TELEGRAM TO ARTHUR HENDERSON[1]


Written: Written on January 24 (February 6), 1918
Published: First published in Russian in 1965 in Collected Works, Fifth Ed., Vol. 50. Published on February 14, 1918, in English in the newspaper The Call No. 97. Sent to London. Printed from the newspaper text. Written in English.
Source: Lenin Collected Works, Progress Publishers, 1975, Moscow, Volume 44, page 60b.
Translated: Clemens Dutt
Transcription\Markup: R. Cymbala
Public Domain: Lenin Internet Archive.   You may freely copy, distribute, display and perform this work, as well as make derivative and commercial works. Please credit “Marxists Internet Archive” as your source.README


The Russian Socialist Government regrets inability to participate in the Allied Socialist Conference as being contrary to the principles of Internationalism. We object to division of the working class according to Imperialist grouping.

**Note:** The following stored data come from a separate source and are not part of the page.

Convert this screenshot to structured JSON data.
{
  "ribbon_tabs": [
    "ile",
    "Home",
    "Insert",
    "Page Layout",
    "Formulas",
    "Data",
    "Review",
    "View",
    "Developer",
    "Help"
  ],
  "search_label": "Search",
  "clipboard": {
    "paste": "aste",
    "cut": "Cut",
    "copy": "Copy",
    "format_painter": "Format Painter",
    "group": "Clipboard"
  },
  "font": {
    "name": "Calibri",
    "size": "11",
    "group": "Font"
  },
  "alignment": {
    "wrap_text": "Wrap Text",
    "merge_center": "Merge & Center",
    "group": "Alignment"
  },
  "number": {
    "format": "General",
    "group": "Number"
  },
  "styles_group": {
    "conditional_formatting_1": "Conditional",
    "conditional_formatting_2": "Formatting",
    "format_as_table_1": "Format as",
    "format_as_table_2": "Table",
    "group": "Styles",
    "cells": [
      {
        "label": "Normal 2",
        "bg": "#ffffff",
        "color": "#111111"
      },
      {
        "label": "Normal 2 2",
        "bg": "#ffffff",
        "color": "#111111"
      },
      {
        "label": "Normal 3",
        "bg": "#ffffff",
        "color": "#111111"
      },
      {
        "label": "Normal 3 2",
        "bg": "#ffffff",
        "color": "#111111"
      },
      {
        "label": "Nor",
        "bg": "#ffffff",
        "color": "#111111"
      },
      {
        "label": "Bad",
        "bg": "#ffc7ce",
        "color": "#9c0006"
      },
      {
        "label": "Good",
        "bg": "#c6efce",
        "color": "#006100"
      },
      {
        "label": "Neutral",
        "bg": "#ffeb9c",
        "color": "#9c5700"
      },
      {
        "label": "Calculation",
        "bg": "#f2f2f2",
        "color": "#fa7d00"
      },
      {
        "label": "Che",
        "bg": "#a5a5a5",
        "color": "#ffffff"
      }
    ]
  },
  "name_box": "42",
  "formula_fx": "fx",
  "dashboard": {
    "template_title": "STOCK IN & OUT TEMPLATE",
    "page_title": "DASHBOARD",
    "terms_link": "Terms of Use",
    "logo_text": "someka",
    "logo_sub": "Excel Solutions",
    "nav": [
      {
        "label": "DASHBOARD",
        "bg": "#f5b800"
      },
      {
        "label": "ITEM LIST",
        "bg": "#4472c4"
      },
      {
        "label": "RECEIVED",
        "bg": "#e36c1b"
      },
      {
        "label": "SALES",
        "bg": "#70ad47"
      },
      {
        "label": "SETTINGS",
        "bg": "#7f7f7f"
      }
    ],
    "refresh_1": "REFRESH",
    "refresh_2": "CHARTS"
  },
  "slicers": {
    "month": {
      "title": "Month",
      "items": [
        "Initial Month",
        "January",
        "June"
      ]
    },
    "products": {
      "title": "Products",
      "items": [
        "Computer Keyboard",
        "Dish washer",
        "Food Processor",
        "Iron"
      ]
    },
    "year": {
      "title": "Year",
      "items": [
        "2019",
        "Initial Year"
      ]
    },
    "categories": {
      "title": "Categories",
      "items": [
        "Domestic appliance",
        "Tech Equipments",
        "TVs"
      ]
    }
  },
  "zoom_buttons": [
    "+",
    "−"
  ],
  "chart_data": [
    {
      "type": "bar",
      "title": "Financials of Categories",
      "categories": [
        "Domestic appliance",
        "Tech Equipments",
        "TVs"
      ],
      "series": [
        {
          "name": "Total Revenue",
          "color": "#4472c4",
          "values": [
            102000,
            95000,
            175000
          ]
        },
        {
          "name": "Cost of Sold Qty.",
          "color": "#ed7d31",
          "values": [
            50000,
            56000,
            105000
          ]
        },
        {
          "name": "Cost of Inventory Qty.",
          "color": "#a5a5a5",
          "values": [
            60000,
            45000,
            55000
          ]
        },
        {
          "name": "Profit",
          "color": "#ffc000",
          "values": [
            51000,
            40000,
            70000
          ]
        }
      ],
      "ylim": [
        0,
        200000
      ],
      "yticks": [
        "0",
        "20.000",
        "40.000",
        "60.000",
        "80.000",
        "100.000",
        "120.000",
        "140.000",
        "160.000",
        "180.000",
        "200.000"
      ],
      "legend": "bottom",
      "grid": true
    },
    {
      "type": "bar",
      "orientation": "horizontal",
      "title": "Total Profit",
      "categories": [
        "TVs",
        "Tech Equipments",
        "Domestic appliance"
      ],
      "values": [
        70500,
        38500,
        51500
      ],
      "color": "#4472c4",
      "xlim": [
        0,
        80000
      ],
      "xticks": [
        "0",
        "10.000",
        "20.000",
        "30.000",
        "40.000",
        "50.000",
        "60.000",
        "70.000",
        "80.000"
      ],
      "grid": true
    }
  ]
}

If British Labour agrees to Russian peace aims, which are already accepted by the Socialist parties of the Central Powers, such division is still more unwarranted.


Notes

[1] This document is the reply to a telegram from Arthur Henderson, who, on behalf of the British Labour Party, proposed to Lenin   that delegates should be sent from the Bolshevik Party to a conference in London of socialists of the Entente countries to be convened on February 20, 1918, with the aim of achieving a common agreement on the problems of the war.